At least in the 2780 emulation case, where BISYNC
protocol handling is in software and the serial ports just are raw byte pipes.
Yes, Bisync is just a stream of raw bytes, but ISTR the COM5025 (the
common 1970s USART for this purpose) might throw in flag bytes or
something minor that the application doesn't know about or see, but
the other end sees in the received byte stream.
Not flags, that's an HDLC concept. Bisync uses sync characters (as DDCMP does) but
instead of doing framing by byte counts it does it by a frame terminator, and for
transparency if that occurs inside the data it has to be escaped.

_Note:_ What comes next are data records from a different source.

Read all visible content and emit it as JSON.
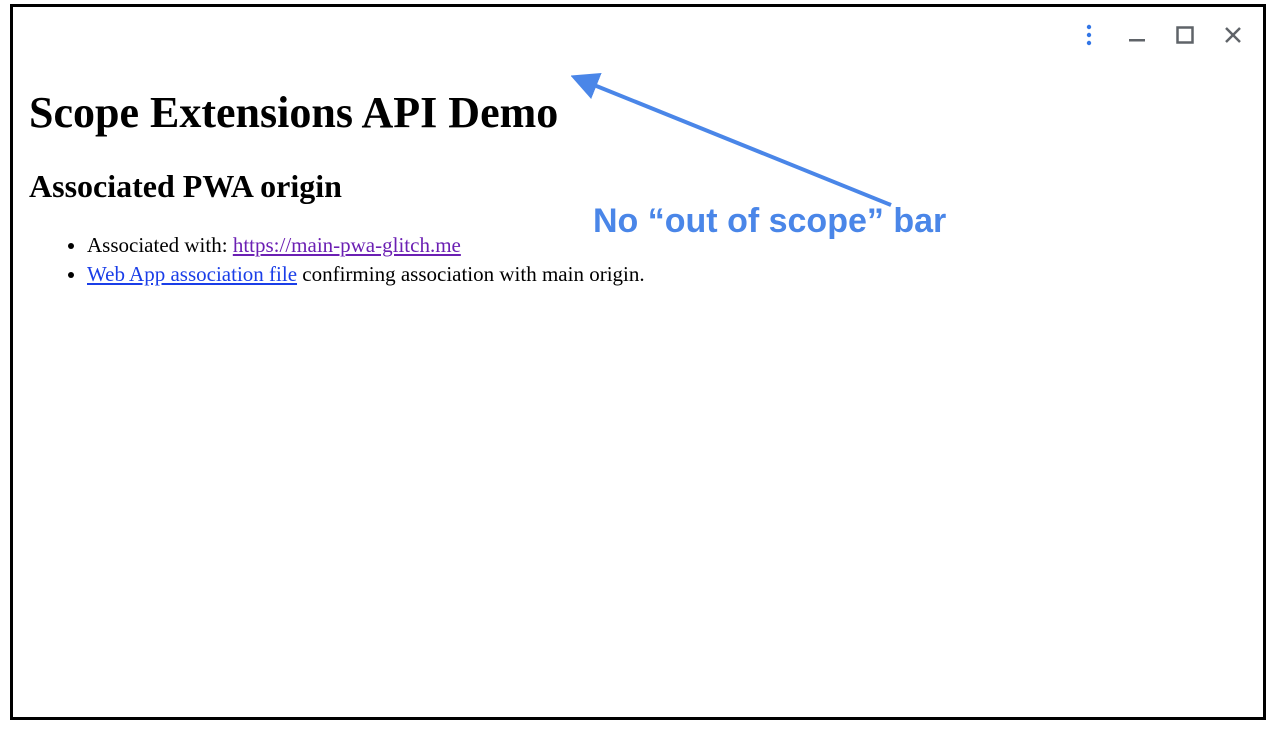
{
  "page": {
    "heading": "Scope Extensions API Demo",
    "subheading": "Associated PWA origin"
  },
  "list": {
    "item0_prefix": "Associated with: ",
    "item0_link": "https://main-pwa-glitch.me",
    "item1_link": "Web App association file",
    "item1_suffix": " confirming association with main origin."
  },
  "annotation": {
    "text": "No “out of scope” bar"
  },
  "icons": {
    "menu": "more-vert",
    "minimize": "minimize",
    "maximize": "maximize",
    "close": "close"
  },
  "colors": {
    "annotation": "#4a86e8",
    "link_visited": "#6b1fb3",
    "link": "#1a3ee8",
    "window_control": "#5f6368"
  }
}
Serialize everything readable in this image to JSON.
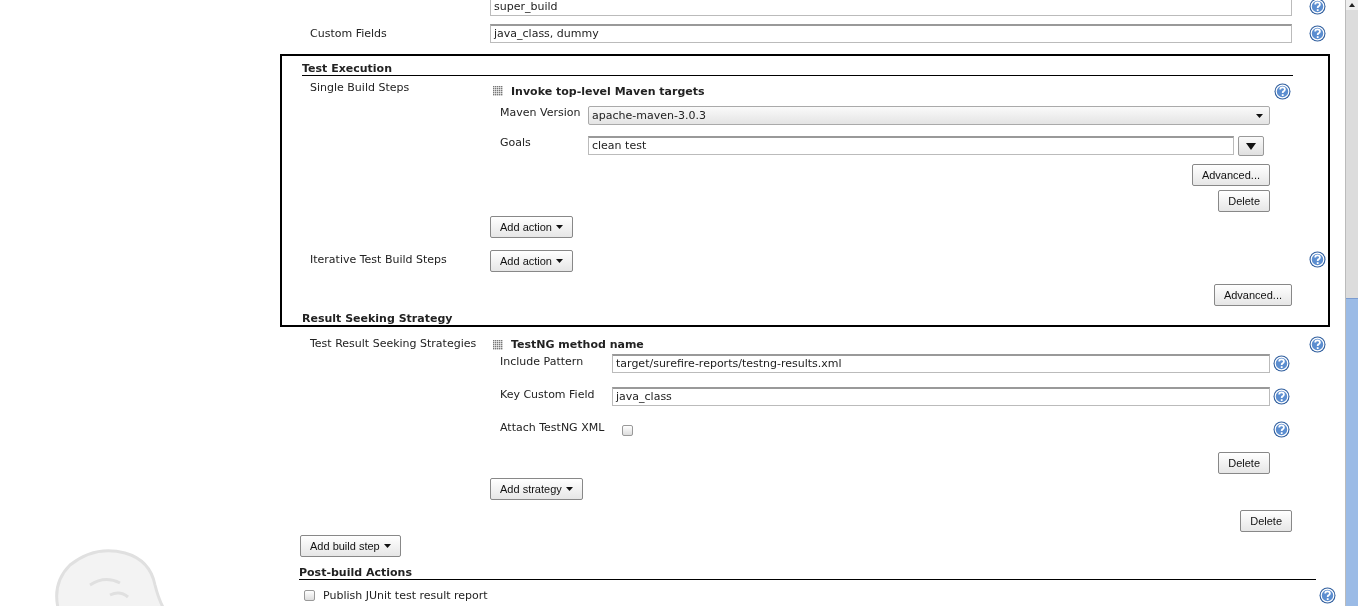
{
  "top_field": {
    "value": "super_build"
  },
  "custom_fields": {
    "label": "Custom Fields",
    "value": "java_class, dummy"
  },
  "test_execution": {
    "heading": "Test Execution",
    "single_build_steps": {
      "label": "Single Build Steps",
      "step": {
        "title": "Invoke top-level Maven targets",
        "maven_version": {
          "label": "Maven Version",
          "value": "apache-maven-3.0.3"
        },
        "goals": {
          "label": "Goals",
          "value": "clean test"
        },
        "advanced_button": "Advanced...",
        "delete_button": "Delete"
      },
      "add_button": "Add action"
    },
    "iterative_build_steps": {
      "label": "Iterative Test Build Steps",
      "add_button": "Add action"
    },
    "advanced_button": "Advanced..."
  },
  "result_seeking": {
    "heading": "Result Seeking Strategy",
    "label": "Test Result Seeking Strategies",
    "strategy": {
      "title": "TestNG method name",
      "include_pattern": {
        "label": "Include Pattern",
        "value": "target/surefire-reports/testng-results.xml"
      },
      "key_custom_field": {
        "label": "Key Custom Field",
        "value": "java_class"
      },
      "attach_xml": {
        "label": "Attach TestNG XML",
        "checked": false
      },
      "delete_button": "Delete"
    },
    "add_button": "Add strategy"
  },
  "delete_button": "Delete",
  "add_build_step": "Add build step",
  "post_build": {
    "heading": "Post-build Actions",
    "actions": [
      {
        "label": "Publish JUnit test result report",
        "checked": false
      }
    ]
  }
}
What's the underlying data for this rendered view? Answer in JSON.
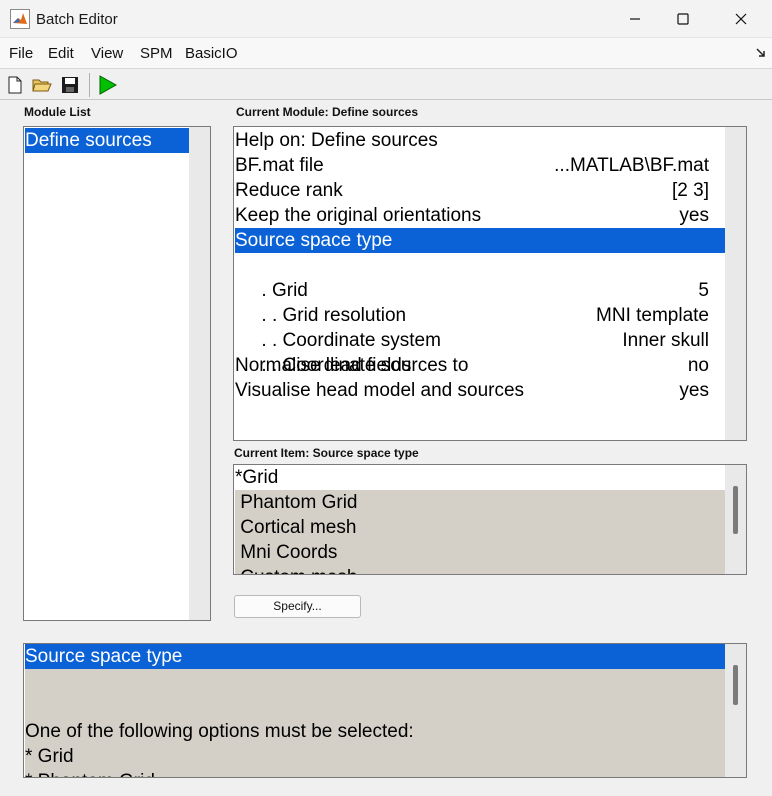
{
  "window": {
    "title": "Batch Editor"
  },
  "menu": {
    "file": "File",
    "edit": "Edit",
    "view": "View",
    "spm": "SPM",
    "basicio": "BasicIO"
  },
  "toolbar": {
    "icons": [
      "new-file-icon",
      "open-folder-icon",
      "save-icon",
      "run-icon"
    ],
    "run_color": "#00c000"
  },
  "module_list": {
    "label": "Module List",
    "items": [
      "Define sources"
    ]
  },
  "current_module": {
    "label": "Current Module: Define sources",
    "rows": [
      {
        "name": "Help on: Define sources",
        "value": ""
      },
      {
        "name": "BF.mat file",
        "value": "...MATLAB\\BF.mat"
      },
      {
        "name": "Reduce rank",
        "value": "[2 3]"
      },
      {
        "name": "Keep the original orientations",
        "value": "yes"
      },
      {
        "name": "Source space type",
        "value": ""
      },
      {
        "name": " . Grid",
        "value": ""
      },
      {
        "name": " . . Grid resolution",
        "value": "5"
      },
      {
        "name": " . . Coordinate system",
        "value": "MNI template"
      },
      {
        "name": " . . Coordinate sources to",
        "value": "Inner skull"
      },
      {
        "name": "Normalise lead fields",
        "value": "no"
      },
      {
        "name": "Visualise head model and sources",
        "value": "yes"
      }
    ]
  },
  "current_item": {
    "label": "Current Item: Source space type",
    "options": [
      "*Grid",
      " Phantom Grid",
      " Cortical mesh",
      " Mni Coords",
      " Custom mesh"
    ]
  },
  "specify_button": "Specify...",
  "help": {
    "title": "Source space type",
    "line1": "One of the following options must be selected:",
    "line2": "* Grid",
    "line3": "* Phantom Grid"
  },
  "colors": {
    "selection": "#0a62d6",
    "panel_gray": "#d4d0c8"
  }
}
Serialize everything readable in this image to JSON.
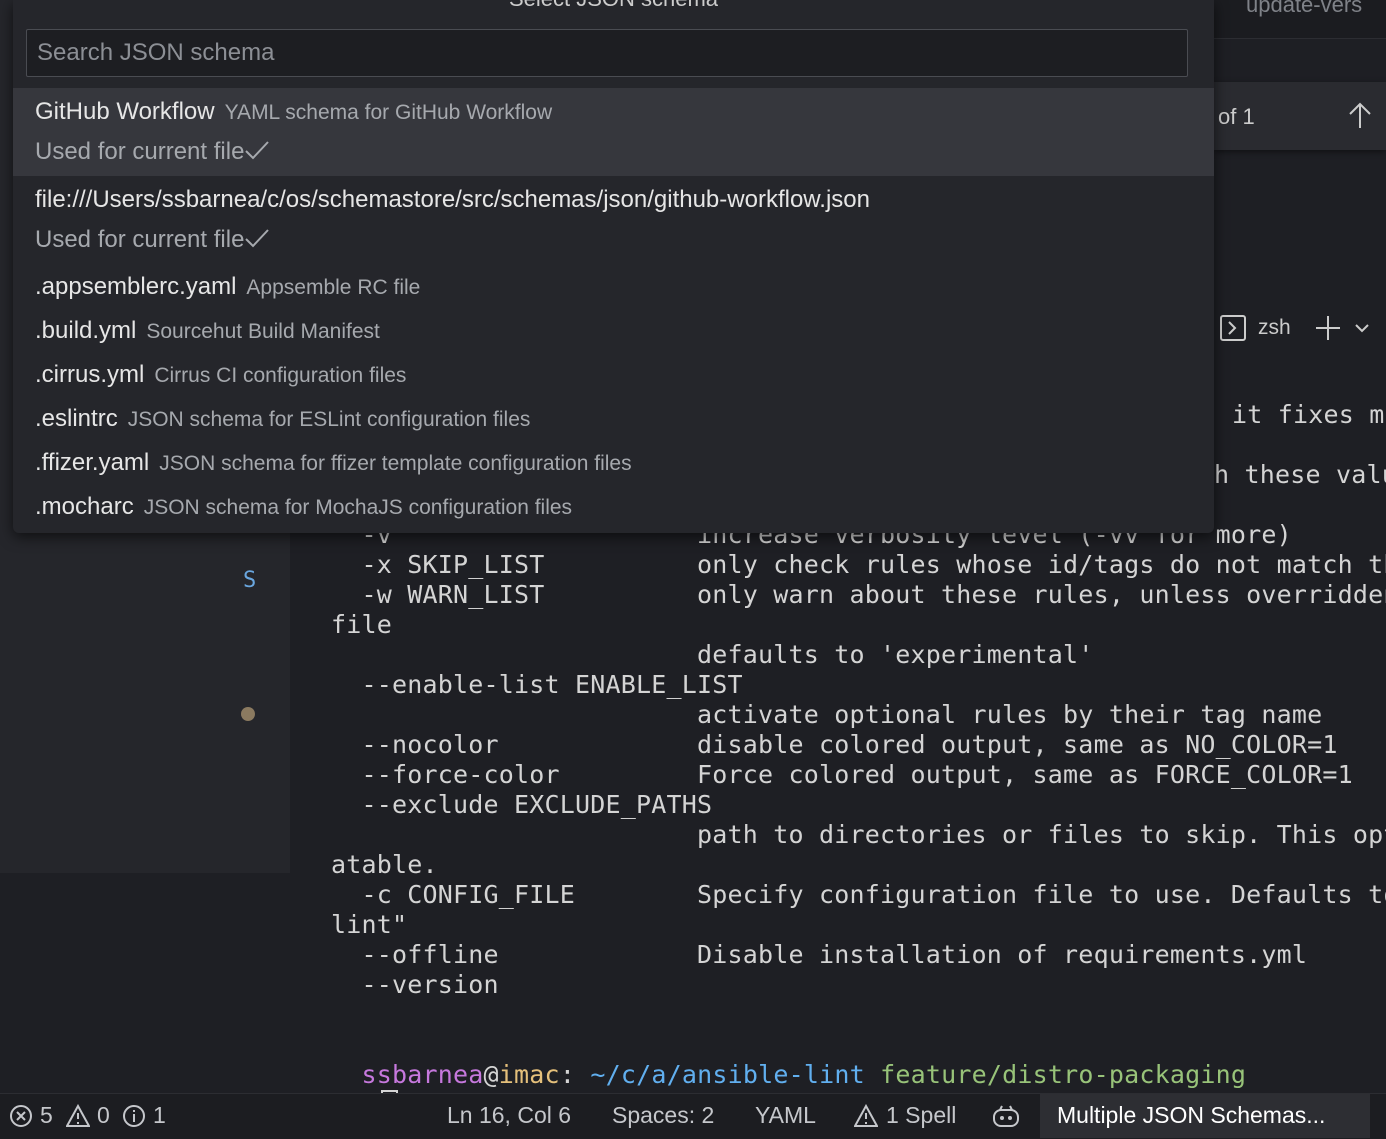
{
  "quick_pick": {
    "title": "Select JSON schema",
    "search": {
      "placeholder": "Search JSON schema",
      "value": ""
    },
    "items": [
      {
        "label": "GitHub Workflow",
        "description": "YAML schema for GitHub Workflow",
        "detail": "Used for current file"
      },
      {
        "label": "file:///Users/ssbarnea/c/os/schemastore/src/schemas/json/github-workflow.json",
        "description": "",
        "detail": "Used for current file"
      },
      {
        "label": ".appsemblerc.yaml",
        "description": "Appsemble RC file"
      },
      {
        "label": ".build.yml",
        "description": "Sourcehut Build Manifest"
      },
      {
        "label": ".cirrus.yml",
        "description": "Cirrus CI configuration files"
      },
      {
        "label": ".eslintrc",
        "description": "JSON schema for ESLint configuration files"
      },
      {
        "label": ".ffizer.yaml",
        "description": "JSON schema for ffizer template configuration files"
      },
      {
        "label": ".mocharc",
        "description": "JSON schema for MochaJS configuration files"
      }
    ]
  },
  "editor_tab": {
    "label": "update-vers"
  },
  "find_widget": {
    "count": "of 1"
  },
  "terminal_panel": {
    "shell_name": "zsh"
  },
  "sidebar": {
    "badge": "S"
  },
  "terminal": {
    "partial_top": [
      "it fixes mo",
      "h these valu"
    ],
    "lines": [
      "  -v                    increase verbosity level (-vv for more)",
      "  -x SKIP_LIST          only check rules whose id/tags do not match the",
      "  -w WARN_LIST          only warn about these rules, unless overridden",
      "file",
      "                        defaults to 'experimental'",
      "  --enable-list ENABLE_LIST",
      "                        activate optional rules by their tag name",
      "  --nocolor             disable colored output, same as NO_COLOR=1",
      "  --force-color         Force colored output, same as FORCE_COLOR=1",
      "  --exclude EXCLUDE_PATHS",
      "                        path to directories or files to skip. This opti",
      "atable.",
      "  -c CONFIG_FILE        Specify configuration file to use. Defaults to",
      "lint\"",
      "  --offline             Disable installation of requirements.yml",
      "  --version"
    ],
    "prompt": {
      "user": "ssbarnea",
      "at": "@",
      "host": "imac",
      "sep": ":",
      "path": "~/c/a/ansible-lint",
      "branch": "feature/distro-packaging",
      "symbol": "$"
    }
  },
  "status_bar": {
    "errors": "5",
    "warnings": "0",
    "infos": "1",
    "position": "Ln 16, Col 6",
    "spaces": "Spaces: 2",
    "language": "YAML",
    "spell": "1 Spell",
    "schema": "Multiple JSON Schemas..."
  },
  "colors": {
    "prompt_user": "#c678dd",
    "prompt_host": "#e5c07b",
    "prompt_path": "#61afef",
    "prompt_branch": "#98c379"
  }
}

Bisync is usually associated with older IBM protocols like 2780, but it's occasionally
found elsewhere. One of my nightmare memories is debugging the communication between a
PDP-11/70 running Typeset-11 (on IAS) and a Harris 2200 display advertising graphics
editing workstation. That runs Bisync, half duplex, multipoint, with modem control, on an
async comm link -- DL11-E devices at the PDP-11 end. Yikes. At our customer site in
downtown Philadelphia, it tended to lock up, but only during the "lobster shift"
-- midnight to 8 am.
I don't really know anything about that particular protocol beyond what I just
mentioned, but I'm fairly sure it didn't have anything to do with IBM products.